The SemSex corpus is designed to facilitate the automated recognition of sexual education concepts within curriculum description documents. The corpus contains two components: PDF documents detailing Slovene school subjects and a structured JSON file named curriculums.json.
The first part of the corpus contains the PDF documents describing various school subjects. Annotations within these documents show specific phrases that pertain to one or more sexual education concepts. These annotations serve as markers, aiding in the extraction of relevant information.
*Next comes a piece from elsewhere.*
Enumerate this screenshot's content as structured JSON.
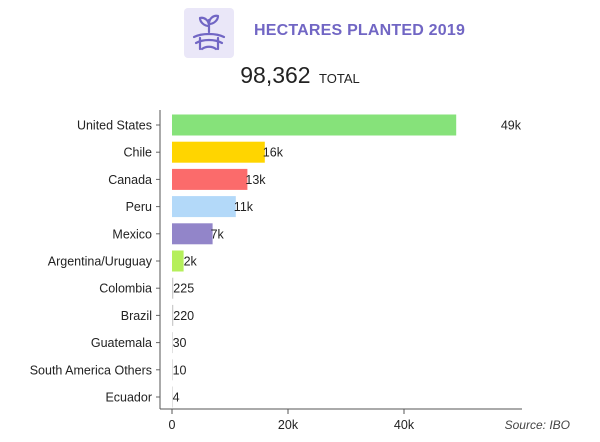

The second part of the corpus, curriculums.json, is a structured file presenting the extracted texts from the PDF documents in the JSON format. This file encapsulates the textual content extracted from the PDF documents as well as annotations corresponding to the sections that describe sexual education concepts. Each annotation in curriculums.json comprises a list of concepts that the particular description is referencing. The documents were annotated manually using the concepts in the SemSex ontology. The ontology is included in the submission as an additional file in the turtle format and is described in detail at https://github.com/TimotejK/SemSex.
The JSON structure of the corpus unfolds as follows:
- At the first level, individual objects represent each PDF document.
- Under 'pages,' a list is provided for each document, encapsulating various pages.
- 'content': This section contains a string representing all the text extracted from the corresponding PDF page.
- 'page_number': Each page is tagged with the original page number from the PDF document.
- 'annotations': A list associated with each page, outlining specific annotations.
- 'start_index': Denotes the starting index of the annotated phrase within the page content.
- 'end_index': Specifies the concluding index of the annotated phrase within the page content.
- 'labels': This list encompasses the concepts to which the annotated phrase refers.
The models that have been trained on this corpus are available at http://hdl.handle.net/11356/1894.